A cover from one of the pamphlets created by her son that included letters from concerned customers, always advised to try the tonic [Wiki Commons]
It is worth noting that this decision wasn’t just a first for the company, rather it was a global game changer. “In the 19th century, a woman offering her image for circulation in the public sphere was almost unheard of,” says Elizabeth Lowry in Rhetorics of Names and Naming. While the image of men was 10-a-penny on everything from tobacco to match boxes, the women typically depicted in advertising imagery were nameless and fictional shoppers, sipping ecstatically on sodas or doting on children. In an unprecedented move, the inclusion of Pinkham’s mug changed everything.
But it’s also worth noting that Dan Pinkham didn’t mess around, posting off giant posters of his mother to any American drugstore that stocked Vegetable Compound to proudly display. Thousands of miniature ones were printed on collectible cards included with newspapers. Before long, Lydia was looking at Americans from coast to coast, staring out from bottles, positioned in windows, slapped everywhere. And as brand recognition came, so too did the haters.
“The portrait took on a life of its own,” writes Sammy R Danna in Lydia Pinkham: The Face that Launched a Thousand Ads, revealing how Pinkham’s portrait was often used to fill in for other famous women of a certain age, from First Ladies to Susan B Anthony. But it was the vitriolic letters she received from men that mark the genesis of the troll. In hundreds and thousands the letters arrived, addressed from men and telling Pinkham to change her hair style and to stop smirking. Take TG Scott’s 1880 letter as prime example of what Lydia had to put up with:
Madam,
If it is necessary that you should parade your portrait in every country paper in the United States, can’t you, in mercy to the nation, have a new one taken once in a while? Do your hair a little differently, say? Have a different turn to your head and look solemn? Anything to get rid of that cast iron smile! You ought to feel solemn any way that your face pervades the mind of the nation like a nightmare and that you have become a bug bear to innocent children. Also, that portrait is destroying the circulation of the newspapers. I have stopped my county paper to get rid of it and I know of several flourishing papers that have been absolutely killed by it. I think my words express the heartfelt desire of a long suffering people and that I am sustained in this request by the strongest public sentiment ever brought to bear on any subject!

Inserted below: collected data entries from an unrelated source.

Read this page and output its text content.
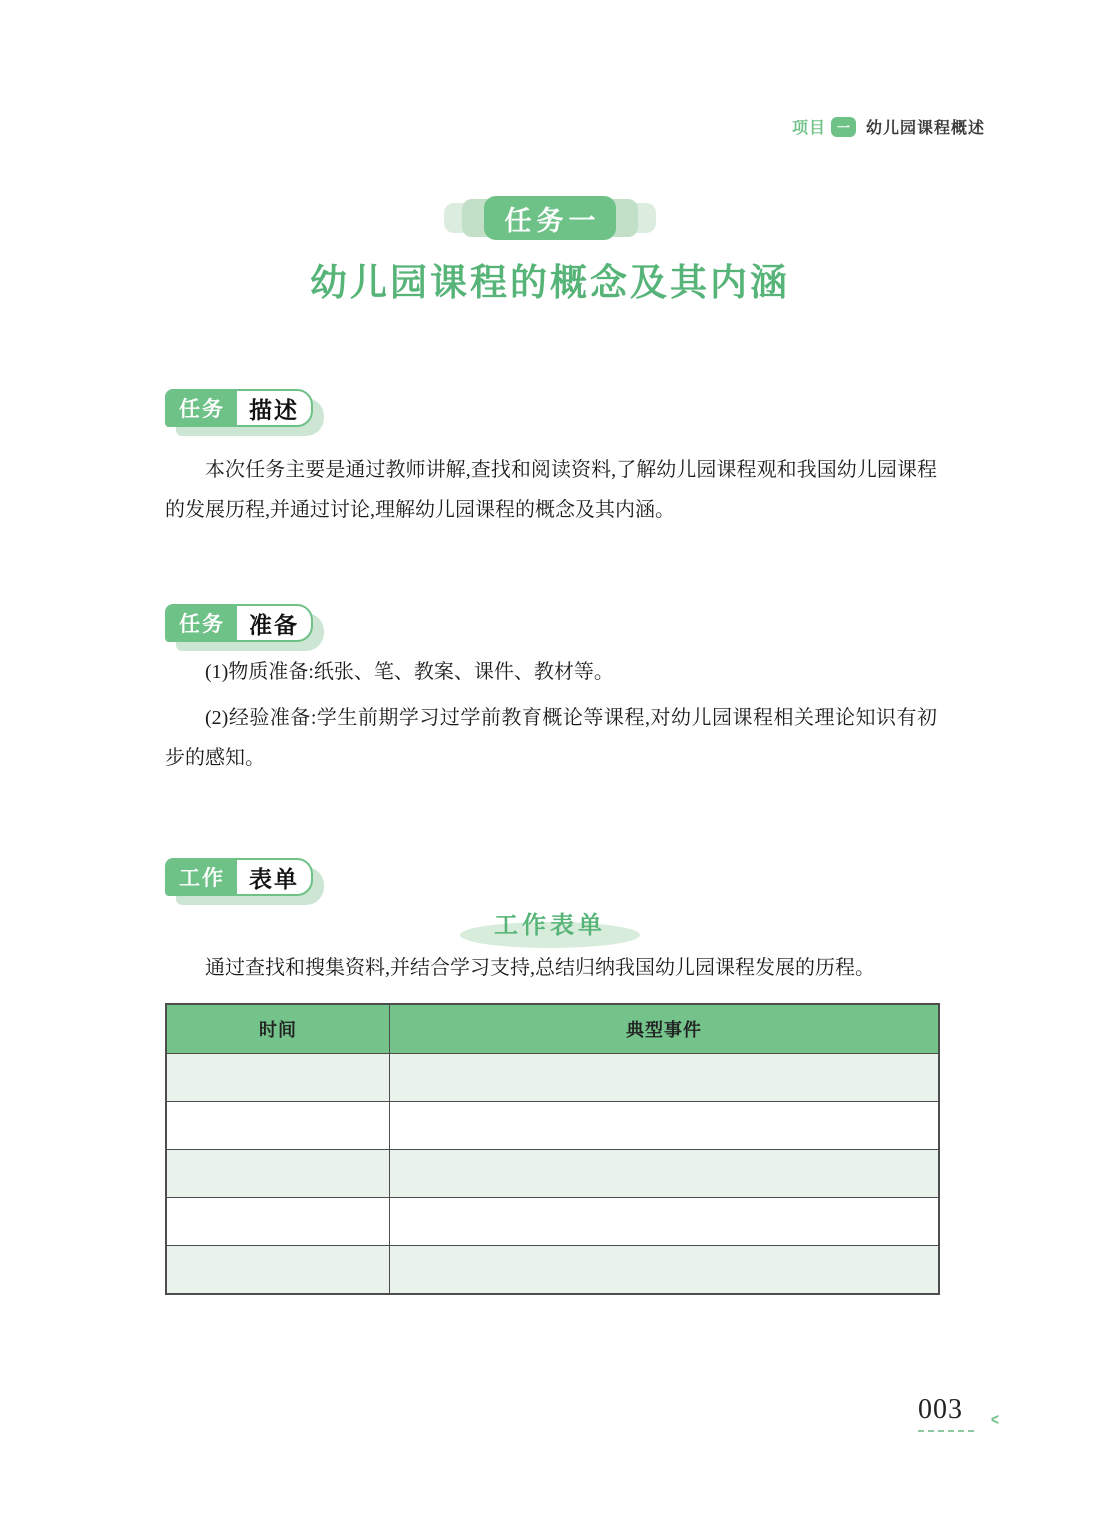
项目 一 幼儿园课程概述
任务一
幼儿园课程的概念及其内涵
任务	描述

本次任务主要是通过教师讲解,查找和阅读资料,了解幼儿园课程观和我国幼儿园课程的发展历程,并通过讨论,理解幼儿园课程的概念及其内涵。

任务	准备

(1)物质准备:纸张、笔、教案、课件、教材等。

(2)经验准备:学生前期学习过学前教育概论等课程,对幼儿园课程相关理论知识有初步的感知。

工作	表单
工作表单

通过查找和搜集资料,并结合学习支持,总结归纳我国幼儿园课程发展的历程。

时间	典型事件

003	<
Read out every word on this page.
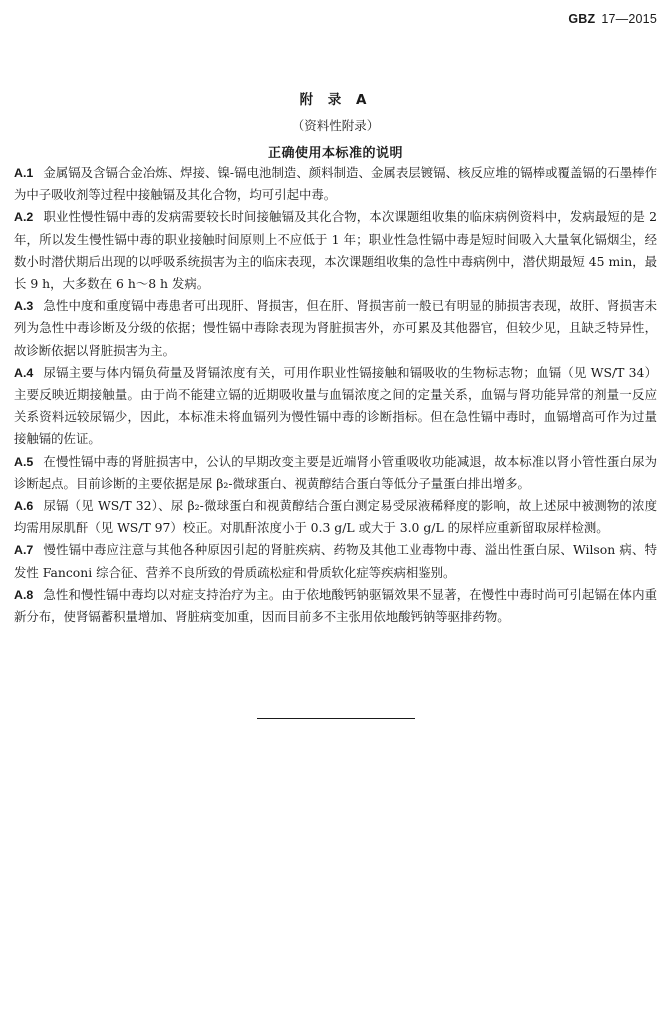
GBZ 17—2015
附 录 A
（资料性附录）
正确使用本标准的说明

A.1 金属镉及含镉合金冶炼、焊接、镍-镉电池制造、颜料制造、金属表层镀镉、核反应堆的镉棒或覆盖镉的石墨棒作为中子吸收剂等过程中接触镉及其化合物，均可引起中毒。

A.2 职业性慢性镉中毒的发病需要较长时间接触镉及其化合物，本次课题组收集的临床病例资料中，发病最短的是 2 年，所以发生慢性镉中毒的职业接触时间原则上不应低于 1 年；职业性急性镉中毒是短时间吸入大量氧化镉烟尘，经数小时潜伏期后出现的以呼吸系统损害为主的临床表现，本次课题组收集的急性中毒病例中，潜伏期最短 45 min，最长 9 h，大多数在 6 h～8 h 发病。

A.3 急性中度和重度镉中毒患者可出现肝、肾损害，但在肝、肾损害前一般已有明显的肺损害表现，故肝、肾损害未列为急性中毒诊断及分级的依据；慢性镉中毒除表现为肾脏损害外，亦可累及其他器官，但较少见，且缺乏特异性，故诊断依据以肾脏损害为主。

A.4 尿镉主要与体内镉负荷量及肾镉浓度有关，可用作职业性镉接触和镉吸收的生物标志物；血镉（见 WS/T 34）主要反映近期接触量。由于尚不能建立镉的近期吸收量与血镉浓度之间的定量关系，血镉与肾功能异常的剂量一反应关系资料远较尿镉少，因此，本标准未将血镉列为慢性镉中毒的诊断指标。但在急性镉中毒时，血镉增高可作为过量接触镉的佐证。

A.5 在慢性镉中毒的肾脏损害中，公认的早期改变主要是近端肾小管重吸收功能减退，故本标准以肾小管性蛋白尿为诊断起点。目前诊断的主要依据是尿 β₂-微球蛋白、视黄醇结合蛋白等低分子量蛋白排出增多。

A.6 尿镉（见 WS/T 32）、尿 β₂-微球蛋白和视黄醇结合蛋白测定易受尿液稀释度的影响，故上述尿中被测物的浓度均需用尿肌酐（见 WS/T 97）校正。对肌酐浓度小于 0.3 g/L 或大于 3.0 g/L 的尿样应重新留取尿样检测。

A.7 慢性镉中毒应注意与其他各种原因引起的肾脏疾病、药物及其他工业毒物中毒、溢出性蛋白尿、Wilson 病、特发性 Fanconi 综合征、营养不良所致的骨质疏松症和骨质软化症等疾病相鉴别。

A.8 急性和慢性镉中毒均以对症支持治疗为主。由于依地酸钙钠驱镉效果不显著，在慢性中毒时尚可引起镉在体内重新分布，使肾镉蓄积量增加、肾脏病变加重，因而目前多不主张用依地酸钙钠等驱排药物。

Within a couple of years, college choirs were harmoniously hating on Pinkham, belting out lines like “There’s a face that haunts me ever, there are eyes mine always meet / as I read the morning paper, as I walk the crowded street.”In fact, Lydia would even be immortalised in a UK number-one hit in 1969, with The Scaffold’s Lily the Pink, inspired by her vegetable concoction and the kind of homophobia that was socially acceptable at the time.

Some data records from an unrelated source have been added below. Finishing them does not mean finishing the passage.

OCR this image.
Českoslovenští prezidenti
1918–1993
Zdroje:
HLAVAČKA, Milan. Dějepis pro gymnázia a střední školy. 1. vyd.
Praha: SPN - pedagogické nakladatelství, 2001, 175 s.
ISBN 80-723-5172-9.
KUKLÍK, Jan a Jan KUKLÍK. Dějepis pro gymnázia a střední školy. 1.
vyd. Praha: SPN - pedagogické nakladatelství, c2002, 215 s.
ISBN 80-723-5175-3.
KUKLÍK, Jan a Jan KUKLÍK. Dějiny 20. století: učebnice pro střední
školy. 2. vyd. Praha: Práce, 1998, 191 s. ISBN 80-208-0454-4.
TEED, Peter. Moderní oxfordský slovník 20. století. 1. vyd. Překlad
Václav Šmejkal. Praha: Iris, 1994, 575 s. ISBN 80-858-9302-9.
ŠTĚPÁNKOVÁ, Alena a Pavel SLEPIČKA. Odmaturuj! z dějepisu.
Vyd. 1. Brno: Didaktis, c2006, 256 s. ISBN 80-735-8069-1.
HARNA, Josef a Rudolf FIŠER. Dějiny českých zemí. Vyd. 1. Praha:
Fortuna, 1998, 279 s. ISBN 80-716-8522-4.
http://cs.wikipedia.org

As for Mrs Pinkham and her formula, all of the hate and criticism of her looks didn’t hamper sales. When she died in 1883, Will and Dan took over the empire and decided to keep their mother’s face on the bottle. After all, but the end of the 19th century, she was, to quote LIFE magazine, “the best-known woman in America.” While the company officially closed down almost a century after Lydia bottled her first batch for sale, a number of contract and trademark transfers mean you can still purchase her Vegetable Compound today. Her face still stares out, haters be damned.